Eğitim felsefemiz henüz oturmadı, gençlerimizi aslına yabancılaştırıyor, okuyan dışarı kaçmak istiyor. Ama Batı'da hızla artan ırkçılık ikinci bir holokost'un yaklaştığını gösteriyor. 10 yıl içinde kitlesel müslüman kıyımı olabilir, yurtdışından ters göçe hazırlıklı olmalıyız. Özellikle Batı'da çalışan önemli müslüman bilimadamlarını cezbetmek için hazırlık yapmalıyız. Bu konuda tarihi örneklerimiz var.
Öte yandan on yıl içinde susuzluktan kırılacak Hindistan, Pakistan, Afganistan, İran gibi ülkelerden Batı'ya bugünküne rahmet okutacak kitlesel göç başlayacak. Evvelce köprü olan Türkiye artık göçte son durak olarak görülüyor, ciddi demografik tehdit altında.
Tarım, biyoteknoloji, sağlık, yazılım, eğitim, lojistik stratejik alanlar, tüm kaynakların bu alanlarda yoğunlaştırılmasında yarar var.
Türkiye'nin aşil topuğu ise toplumsal yırtılma. Bilindiği gibi Batı toplumları (Marksist bakışla) feodalite devamı kapitalist - proleter sınıflarına bölünmüştü. Osmanlı ise, tarihçi Arnold Toynbee'nin tanımlamasıyla Eflatun'un ideal devletine en yakın rejim idi. Yöneten Devşirme ile yönetilen köylü sınıflarından oluşuyordu.
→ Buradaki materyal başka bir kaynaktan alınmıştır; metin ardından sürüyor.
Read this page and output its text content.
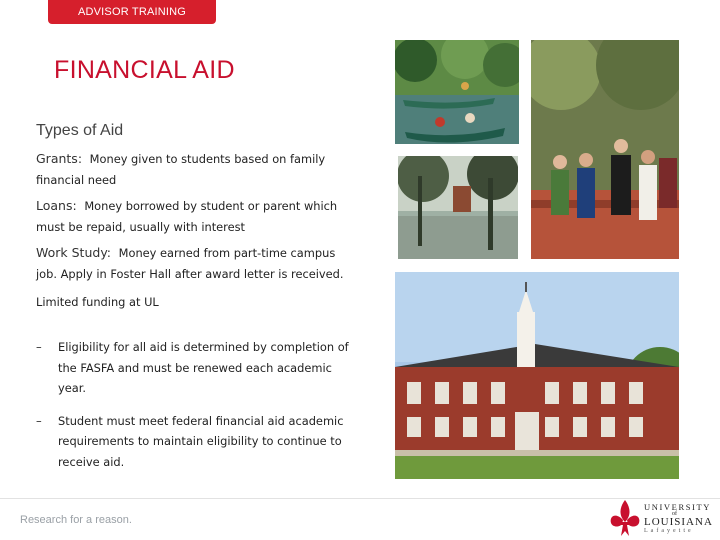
ADVISOR TRAINING
FINANCIAL AID
Types of Aid
Grants: Money given to students based on family financial need
Loans: Money borrowed by student or parent which must be repaid, usually with interest
Work Study: Money earned from part-time campus job. Apply in Foster Hall after award letter is received.
Limited funding at UL
– Eligibility for all aid is determined by completion of the FASFA and must be renewed each academic year.
– Student must meet federal financial aid academic requirements to maintain eligibility to continue to receive aid.
Research for a reason.
UNIVERSITY
of
LOUISIANA
Lafayette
Devşirme sınıf Cumhuriyet bürokrasisine dönüştü, kapitalizmi benimseyen Anadolu sermayesi güçlendikçe Devlet'i Batıcı devşirme bürokrasiden devralma savaşına girdi. Türkiye'deki sosyal yırtılma ve nefret ortamı bu kansız ihtilal sonuçlanana kadar devam edecek gibi görünüyor.
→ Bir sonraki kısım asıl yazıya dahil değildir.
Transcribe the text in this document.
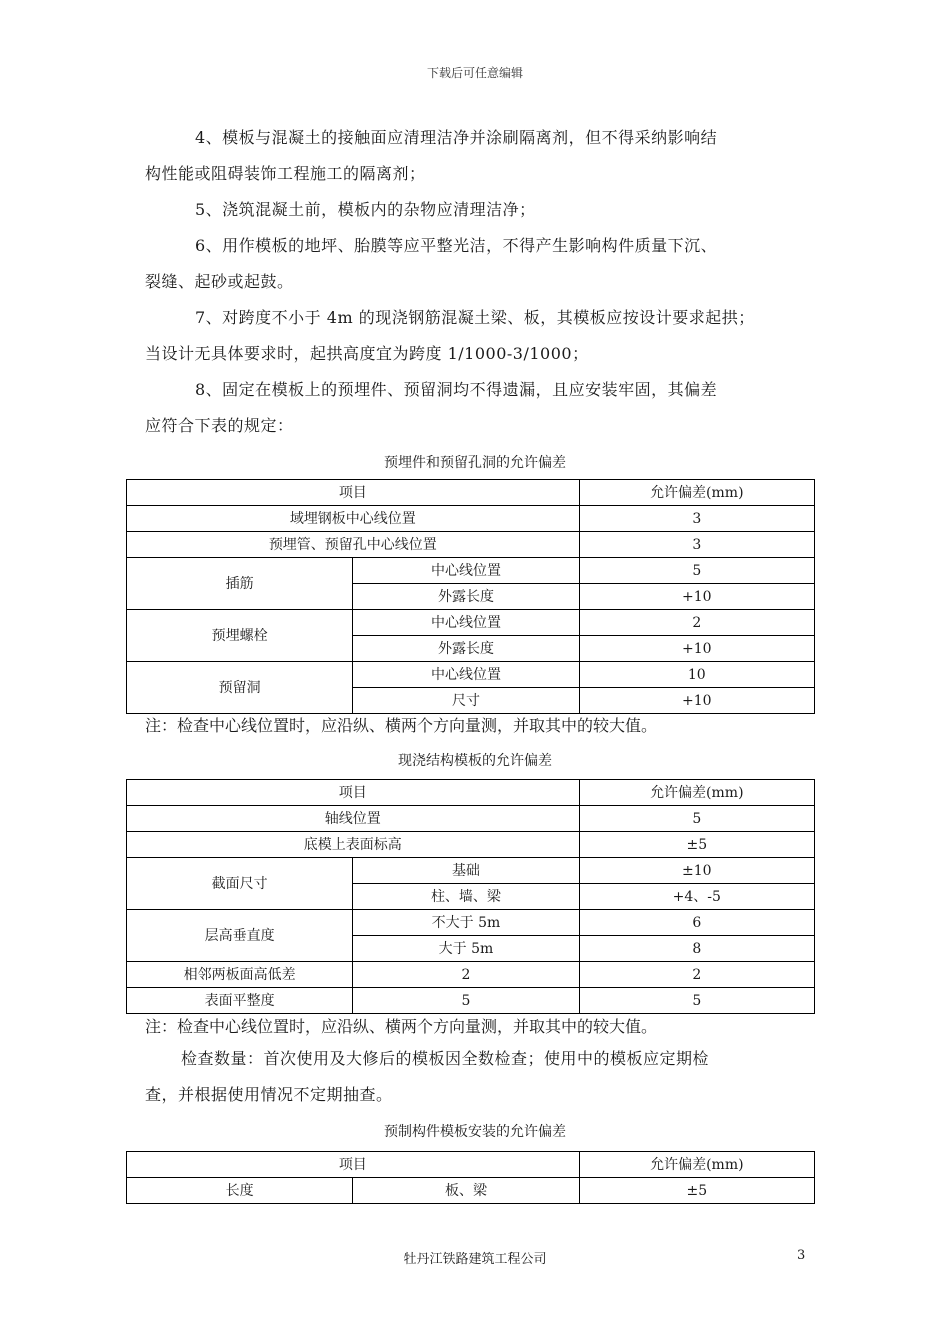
下载后可任意编辑
4、模板与混凝土的接触面应清理洁净并涂刷隔离剂，但不得采纳影响结
构性能或阻碍装饰工程施工的隔离剂；
5、浇筑混凝土前，模板内的杂物应清理洁净；
6、用作模板的地坪、胎膜等应平整光洁，不得产生影响构件质量下沉、
裂缝、起砂或起鼓。
7、对跨度不小于 4m 的现浇钢筋混凝土梁、板，其模板应按设计要求起拱；
当设计无具体要求时，起拱高度宜为跨度 1/1000-3/1000；
8、固定在模板上的预埋件、预留洞均不得遗漏，且应安装牢固，其偏差
应符合下表的规定：
预埋件和预留孔洞的允许偏差
项目		允许偏差(mm)
域埋钢板中心线位置		3
预埋管、预留孔中心线位置		3
插筋	中心线位置	5
	外露长度	+10
预埋螺栓	中心线位置	2
	外露长度	+10
预留洞	中心线位置	10
	尺寸	+10
注：检查中心线位置时，应沿纵、横两个方向量测，并取其中的较大值。
现浇结构模板的允许偏差
项目		允许偏差(mm)
轴线位置		5
底模上表面标高		±5
截面尺寸	基础	±10
	柱、墙、梁	+4、-5
层高垂直度	不大于 5m	6
	大于 5m	8
相邻两板面高低差	2	2
表面平整度	5	5
注：检查中心线位置时，应沿纵、横两个方向量测，并取其中的较大值。
检查数量：首次使用及大修后的模板因全数检查；使用中的模板应定期检
查，并根据使用情况不定期抽查。
预制构件模板安装的允许偏差
项目		允许偏差(mm)
长度	板、梁	±5
牡丹江铁路建筑工程公司	3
Kötüye giden bir dünyada Türkiye iyi olabilir mi? Olamaz. O halde küresel çözüm. Tek kutuplu dünyadan bölgesel güçlerin yükseldiği çok kutuplu dünya düzenine geçişteyiz. Türkiye şüphesiz yükselen bölgesel güç. Sorumlulukla hareket ettiğinde dünya barışına, ekonomisine olumlu, ciddi katkıda bulunabilir.
Orta Doğu durulduğunda, ki bölge İstanbul ekonomisinin doğal uzantısıdır, Türk ekonomisi en az dörde katlanır. Bölgede ne Çin, ne de başka bir ekonomi rakip olamaz iş dünyamıza.
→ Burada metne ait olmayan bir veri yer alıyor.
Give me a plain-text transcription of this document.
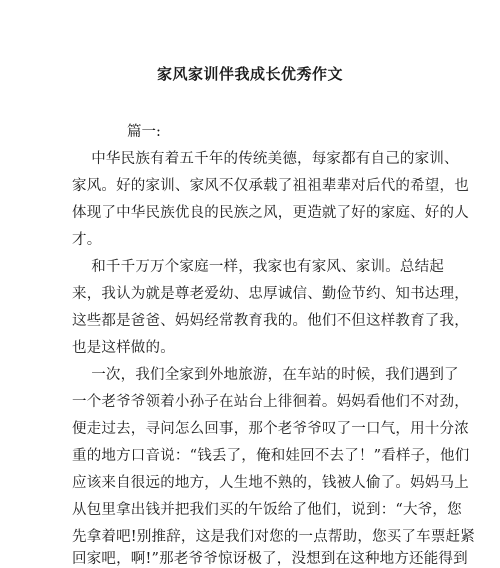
家风家训伴我成长优秀作文
篇一:
中华民族有着五千年的传统美德，每家都有自己的家训、
家风。好的家训、家风不仅承载了祖祖辈辈对后代的希望，也
体现了中华民族优良的民族之风，更造就了好的家庭、好的人
才。
和千千万万个家庭一样，我家也有家风、家训。总结起
来，我认为就是尊老爱幼、忠厚诚信、勤俭节约、知书达理，
这些都是爸爸、妈妈经常教育我的。他们不但这样教育了我，
也是这样做的。
一次，我们全家到外地旅游，在车站的时候，我们遇到了
一个老爷爷领着小孙子在站台上徘徊着。妈妈看他们不对劲，
便走过去，寻问怎么回事，那个老爷爷叹了一口气，用十分浓
重的地方口音说：“钱丢了，俺和娃回不去了！”看样子，他们
应该来自很远的地方，人生地不熟的，钱被人偷了。妈妈马上
从包里拿出钱并把我们买的午饭给了他们，说到：“大爷，您
先拿着吧!别推辞，这是我们对您的一点帮助，您买了车票赶紧
回家吧，啊!”那老爷爷惊讶极了，没想到在这种地方还能得到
Korona krizi şu hususu da çivi gibi çaktı beynimize: Gıda ve sağlık en hayati alan. Bu sektörlerde güçlü olan krizde ayakta kalıyor. Büyük Batı ekonomileri ithal gıdaya ve sağlık malzemesine bağımlı, insanlar marketlere hücum ediyor. O halde bizim en stratejik göreceğimiz alan bir zamanlar burun kıvırdığımız tarım, hayvancılık ile biyoteknoloji/elektronik sağlık teknolojisi olmalı.
Ve nihayet Hz. İsa, Hz. Muhammed ve Atatürk'ün sözbirliği ettikleri nasihat: İnsanlık tek vücut gibidir. Bir yerin ağrısını tüm vücut duyar. Yeni dünyada bireysel kurtuluş yok. Bireysel güvenlik yok. Tüm insanlık işbirliği yapmak zorunda. Yeni felsefe, yeni liderlik gerek.